- July 30, 2025
- Posted by: Colm Hurley
- Category: News

Alison Kelleher, Partner and Sarah Biggin, Trainee Solicitor examine the recent Supreme Court decision which ruled that PIAB authorisation is required for personal injury claims arising from data breaches. The Court has provided helpful clarification that Plaintiffs who bring claims solely for mental distress, anxiety and upset, which do not require PIAB authorisation “cannot expect anything other than very, very modest awards”.
In the recent case of Dillon v Irish Life Assurance [2025] IESC 37, the Supreme Court found that claims for personal injury under the General Data Protection Regulation (GDPR) require prior authorisation from the Personal Injuries Assessment Board (PIAB). However, the Court determined that emotional distress without psychiatric injury is not a ‘personal injury’ under the Personal Injuries Assessment Board Act 2003 and therefore does not require a PIAB authorisation.
Background
The Plaintiff alleged that Irish Life had wrongfully disclosed his personal data to an unauthorised third party over an extended period, causing him distress, upset, anxiety, and inconvenience. Several letters containing the Plaintiff’s personal data were sent to the third party, and the Plaintiff sought compensation for “non-material” damage under the GDPR.
Irish Life sought to have the action struck out, arguing that the Plaintiff’s claim constituted a “relevant claim” under Part 2 of the Personal Injuries Assessment Board Act 2003. As such, the claim could only proceed with prior authorisation from PIAB, which the Plaintiff had not obtained. The Circuit Court agreed with Irish Life and dismissed the proceedings. The Plaintiff appealed the decision to the High Court where the Circuit Court’s decision was upheld, finding that the applicant’s claim was a “civil action” within the meaning of the PIAB Act and as such required prior authorisation from PIAB.
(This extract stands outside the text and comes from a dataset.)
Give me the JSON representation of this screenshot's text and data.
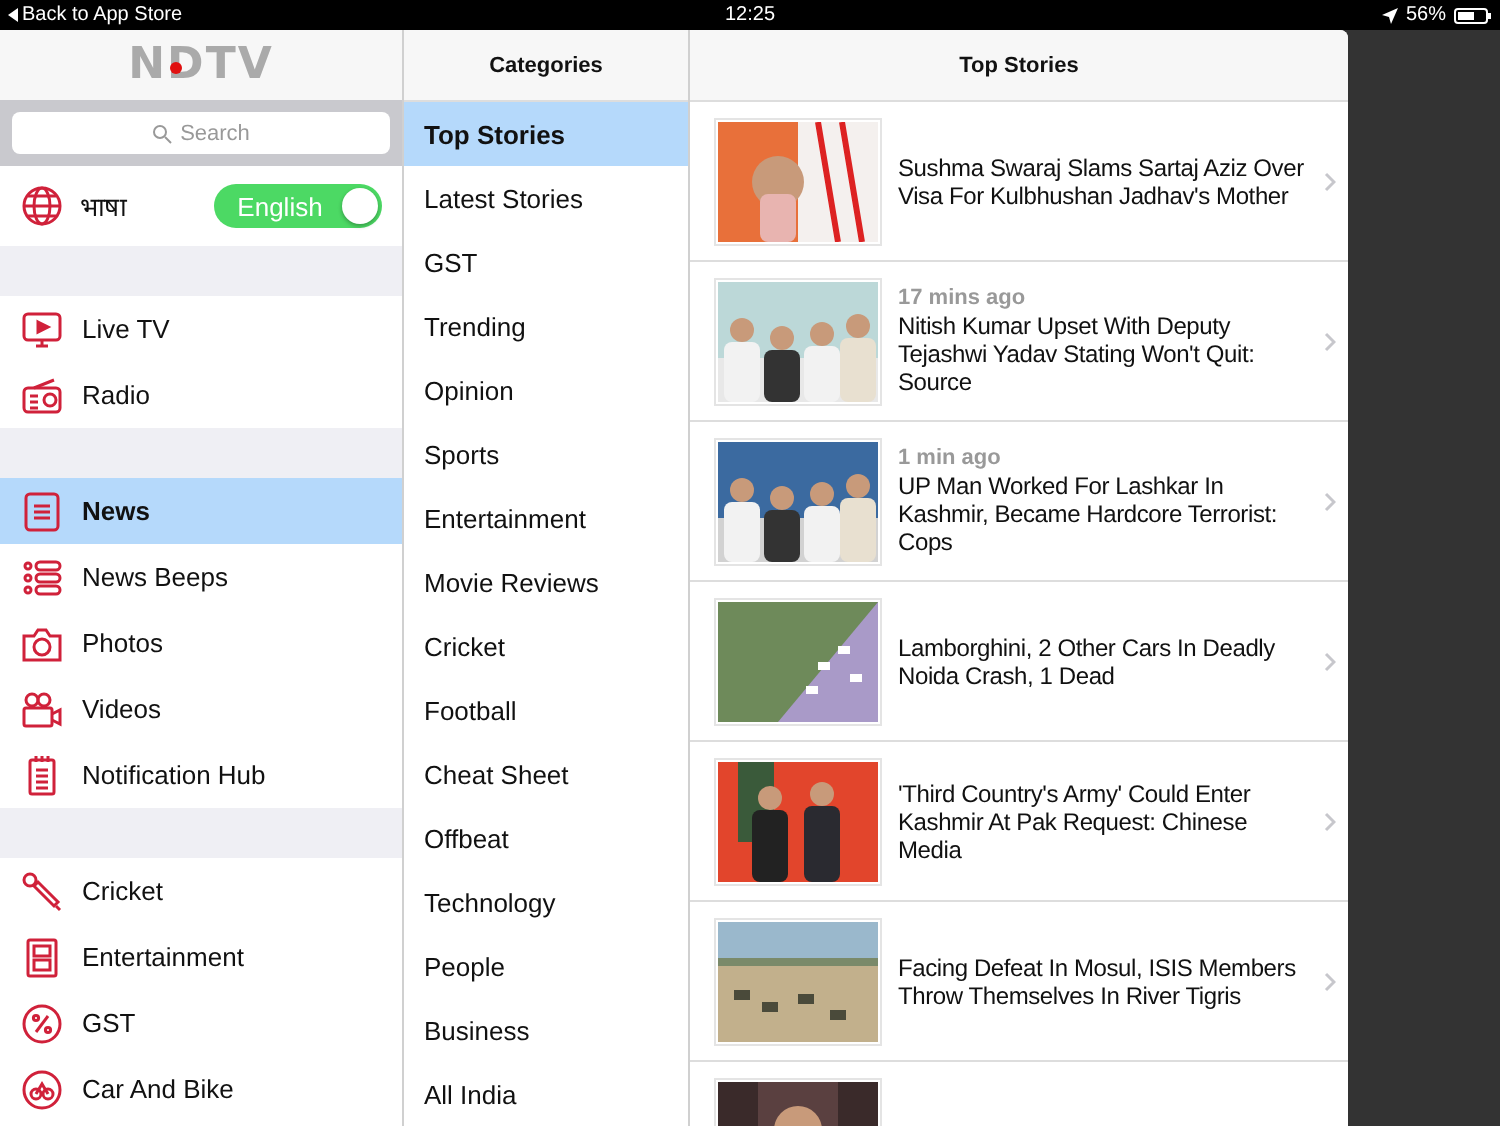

Issues Before the Supreme Court
The Supreme Court granted leave to appeal the decision of the High Court on the basis that the case raised issues of general public importance. The Court noted that the Plaintiff’s claim is one for compensation for “non-material” damage, as defined in Article 82 of the GDPR and S117 of the Data Protection Act 2018. The issue for the Court was therefore, to determine whether this concept of non-material damage, comes within the definition of a “relevant claim” under Part 2 of the PIAB Act and is therefore to be regarded as a claim for personal injury.
Supreme Court Ruling
On the 24 July 2025, the Supreme Court published its Judgment, holding that claims for non-material damage, falling short of a recognised psychiatric illness do not come within the definition of ‘personal injury’ as set out in the PIAB Act 2003 and therefore do not require prior PIAB authorisation. In contrast, infringements that give rise to medically recognised psychiatric injuries will fall within the definition of ‘personal injury’ and therefore require PIAB authorisation. The Supreme Court held:-
- It is for the Plaintiff to plead and properly identify the type of loss for which they seek compensation. Where their claims are solely for mental distress, upset and anxiety, they will fall outside PIAB.
- In contrast, claims based upon a medically recognised psychiatric injury will be actions for damages for personal injuries within the meaning of the 2003 Act and will accordingly have to go through the PIAB authorisation process.
- A claim for emotional disturbances, such as anxiety, distress, worry, fear, inconvenience and upset that fall short of a recognised psychiatric disorder is not a personal injury claim within the meaning of the PIAB Act 2003. The proper forum for such claims is the Courts, without any involvement from PIAB.
- Therefore, as this was a claim only for damages for distress, upset, anxiety and inconvenience that falls short of a recognised psychiatric disorder, an authorisation from PIAB was not required.
The decision in Dillon v Irish Life Assurance provides critical guidance and clarity on the definition of non-material damage in data protection law in Ireland, as distinct from the definition of “personal injury” under the PIAB Act.
Compensation for Non Material Damage
In his Judgement, Mr Justice Murray noted that Plaintiffs who bring claims solely for mental distress, anxiety and upset which do not require PIAB authorisation, “cannot expect anything other than very, very modest awards”.
The issue of non-material damage under the GDPR was also examined in the earlier case of MH and the Child and Family Agency [2023] IECC 11. In that case the Plaintiff suffered emotional distress after the Defendant mistakenly provided a detailed attendance note—containing information about childhood abuse suffered by the Plaintiff—to her now deceased brother. The information was subsequently shared with other family members, leading to significant emotional distress and damage to the Plaintiff’s familial relationships. In awarding the Plaintiff €7,500, the Court acknowledged the serious nature of the breach, noting that the Plaintiff, who is in long-term mental health treatment, experienced retraumatization and a profound loss of trust. The Court noted that this was not a case of mere upset and the Plaintiff suffered damage and upset of a very distressing kind on account of the breach. The damage in this case, whilst non-material, was at the most serious end of the scale.